A Year of Simple Family Food. Image by Armelle Habib.

“Some of the Japanese recipes are really special, because I’m quite new to that kind of cooking,” she says. “When I was coming up with the miso chicken recipe, I was just playing around and trying some things out, and when we sat down for dinner Nori said, ‘Oh my goodness, this tastes just how my dad used to make it’.”

The next course

Although 2020 has been a lesson for us all in the precarity of making plans, there are a few things on the horizon for Julia next year. She’s re-releasing her first book Ostro, and with the ink barely dry on her second, she’s already working on a third.

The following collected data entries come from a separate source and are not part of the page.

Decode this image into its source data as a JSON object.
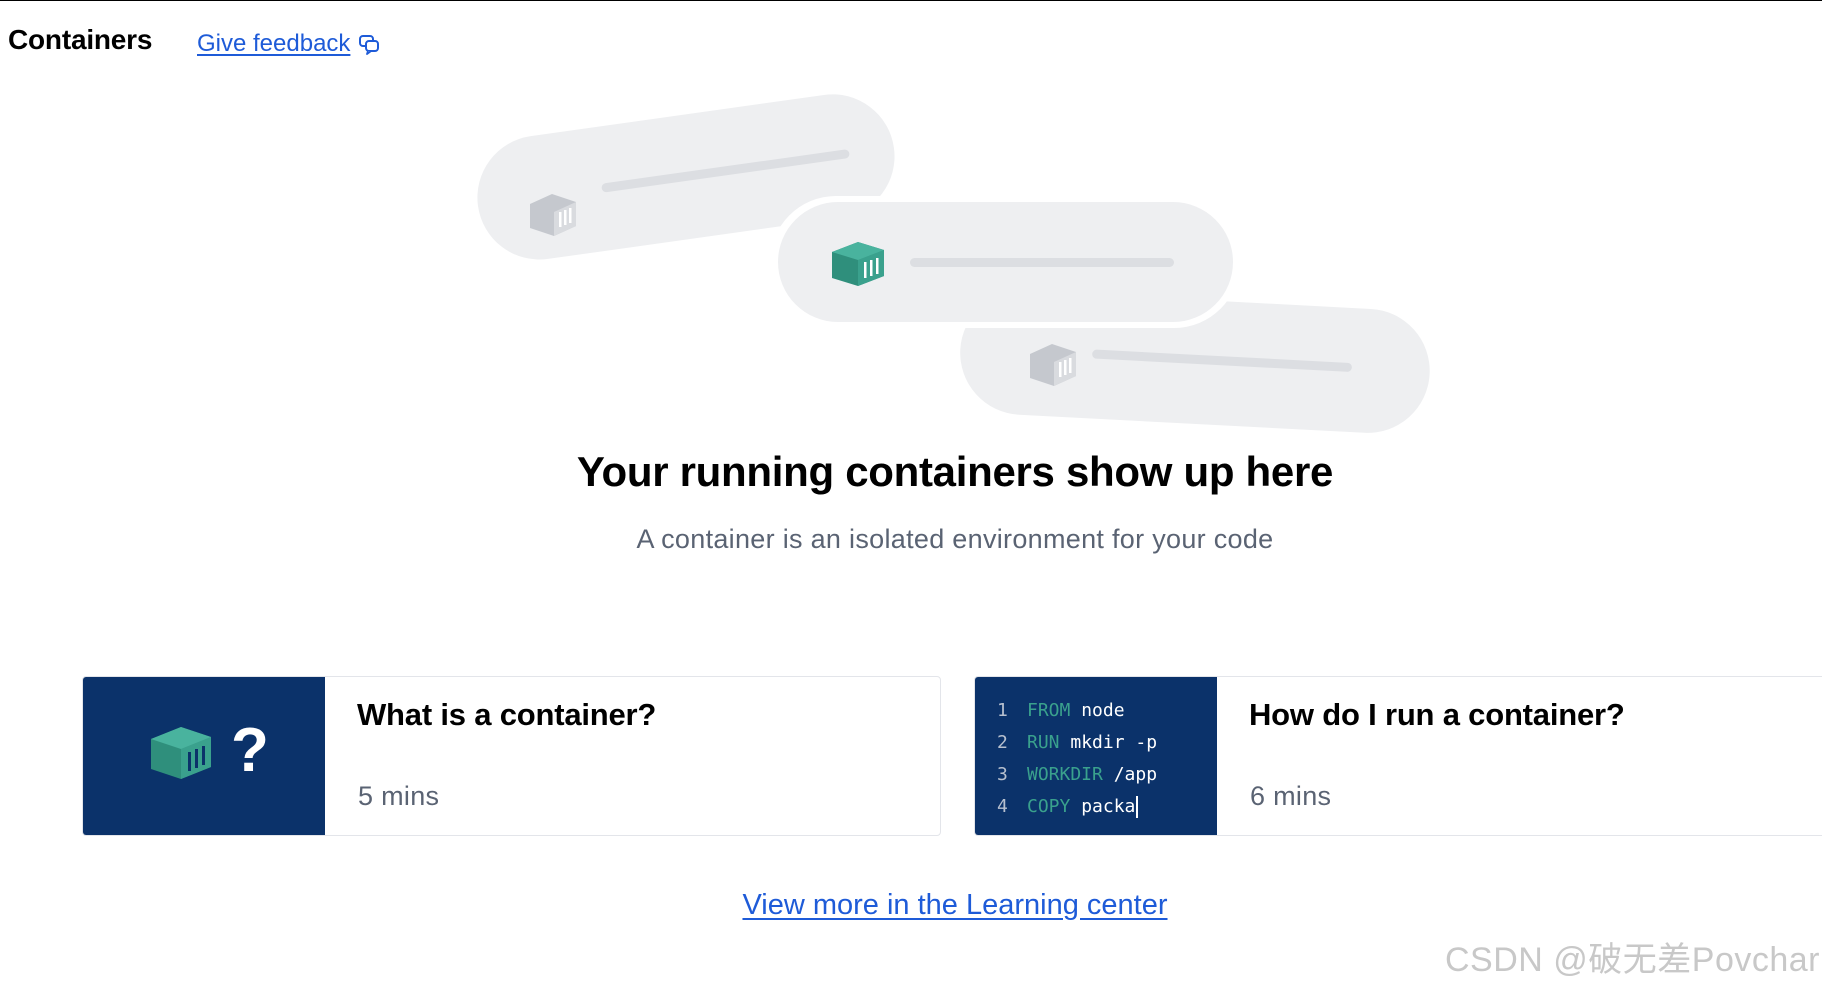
{
  "header": {
    "title": "Containers",
    "feedback_label": "Give feedback"
  },
  "empty_state": {
    "title": "Your running containers show up here",
    "subtitle": "A container is an isolated environment for your code"
  },
  "cards": [
    {
      "title": "What is a container?",
      "duration": "5 mins",
      "thumb_symbol": "?"
    },
    {
      "title": "How do I run a container?",
      "duration": "6 mins",
      "code_lines": [
        {
          "num": "1",
          "keyword": "FROM",
          "text": "node"
        },
        {
          "num": "2",
          "keyword": "RUN",
          "text": "mkdir -p"
        },
        {
          "num": "3",
          "keyword": "WORKDIR",
          "text": "/app"
        },
        {
          "num": "4",
          "keyword": "COPY",
          "text": "packa"
        }
      ]
    }
  ],
  "learning_link": "View more in the Learning center",
  "watermark": "CSDN @破无差Povchar",
  "colors": {
    "accent_link": "#1e5bd8",
    "card_thumb_bg": "#0b326a",
    "container_teal": "#3aa18d",
    "container_gray": "#c5c8ce",
    "placeholder_bg": "#eeeff1"
  },
  "icons": [
    "feedback-chat-icon",
    "container-cube-icon",
    "question-mark-icon"
  ]
}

As with A Year of Simple Family Food, she’ll be writing it over the course of a year, allowing ample time to test, tweak and re-test recipes, and the opportunity to make the most of Victoria’s seasonal produce. But while the savoury test recipes usually turn up on the dinner table, the sweet ones, Julia finds, are best shared a little wider.

Simple butter cake with raspberries. Image by Armelle Habib.

Simple butter cake with raspberries. From A Year of Simple Family Food. Image by Armelle Habib.

So if you’re lucky enough to be one of Julia’s neighbours, keep an eye out for Haruki wandering down the alleyway. He could be en route to deliver you a hefty slice of delicious, buttery, life-affirming cake.